When two 23-year-old Kansas University graduates, Leah Charles and Hannah Temple, decided to hold free cooking classes for undernourished children, they didn't quite expect it to be so easy to gather most of the necessary funds.
They put the word out, asking for donations to reserve a kitchen and supplies. While waiting for the response, they realized their money was no good for the commercial kitchen they tried to rent from the Douglas County Fairgrounds. Charles, an AmeriCorps member stationed at Just Food, and Temple, another member placed at Kennedy Elementary, were told those affiliated with nonprofits and elementary schools can have it for free.
Meanwhile, donations kept on coming.
Now, what originated as a seven-class, once-per-month, one-time-only cooking course is now morphing into a five-class weekly course that will be offered three to five times from November until July 2014.
"The response that we got… was awesome," Charles said. "Because the (kitchen) fee was waived and the response was so fantastic, we've actually changed our minds about only doing the class one time.
"We can reach a lot more people that way and with these funds, have the capacity to do so."
The first round of classes, hosted by Charles and Temple themselves, is set for Nov. 5, with each period lasting an hour and a half. Their syllabus — aimed at all kids aged 7-12, with parents strongly encouraged to attend — focuses on healthy, low-cost foods and other basics of cooking, such as reading labels, etiquette and safety.
"We don't want a class where we're just teaching them how to make macaroni and cheese and have them not know why we made it or why it's better than whatever," Temple said.

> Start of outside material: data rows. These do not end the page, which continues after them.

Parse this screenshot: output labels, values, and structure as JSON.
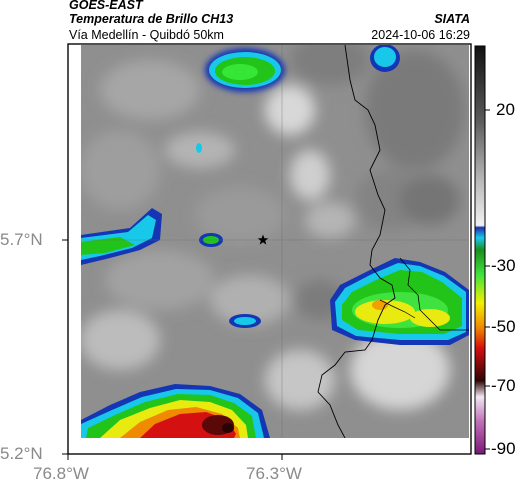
{
  "header": {
    "satellite": "GOES-EAST",
    "product": "Temperatura de Brillo CH13",
    "region": "Vía Medellín - Quibdó 50km",
    "agency": "SIATA",
    "datetime": "2024-10-06 16:29"
  },
  "map": {
    "lat_ticks": [
      "5.7°N",
      "5.2°N"
    ],
    "lon_ticks": [
      "76.8°W",
      "76.3°W"
    ],
    "marker_icon": "star-icon"
  },
  "colorbar": {
    "ticks": [
      "20",
      "-30",
      "-50",
      "-70",
      "-90"
    ]
  },
  "colors": {
    "grey_background": "#8c8c8c",
    "cold_cloud_green": "#22c41a",
    "yellow": "#f0ea00",
    "red": "#d41010",
    "dark_red": "#5a0808",
    "blue_edge": "#1436b4",
    "cyan_edge": "#18c8e8"
  }
}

As members of AmeriCorps, a federal government community service program, Charles and Temple are tasked with providing health-oriented services at their assigned locations. The cooking class idea came from a meeting Temple had with Kennedy Elementary Principal Cris Anderson, who suggested Temple find ways to engage students in and outside normal school hours.
According to 2011-12 data from the Kansas State Department of Education, about 71 percent of Kennedy's student body is economically disadvantaged. With this in mind, Temple approached Charles, who Temple remembered from a class at KU and an AmeriCorps meeting.
Together, they sought advice for the course, consulting with Viv Hammond, a wellness consultant, and Connie Detweiler, a family nutrition educator at K-State Research and Extension in Douglas County.
Anderson said the classes have the potential to leave an imprint on participating children.
"When you have kiddos who go to the store and know what to look for, being able to cook and prepare, knowing about the foods they're eating, I think that's a skill that could potentially change their life," she said.
The funds gathered already are enough to subsidize their first five classes, Charles said. The two are no longer seeking donations from the public, though they have applied for a grant from the Kansas Nutritional Council. They are also looking for additional volunteers to help run the class.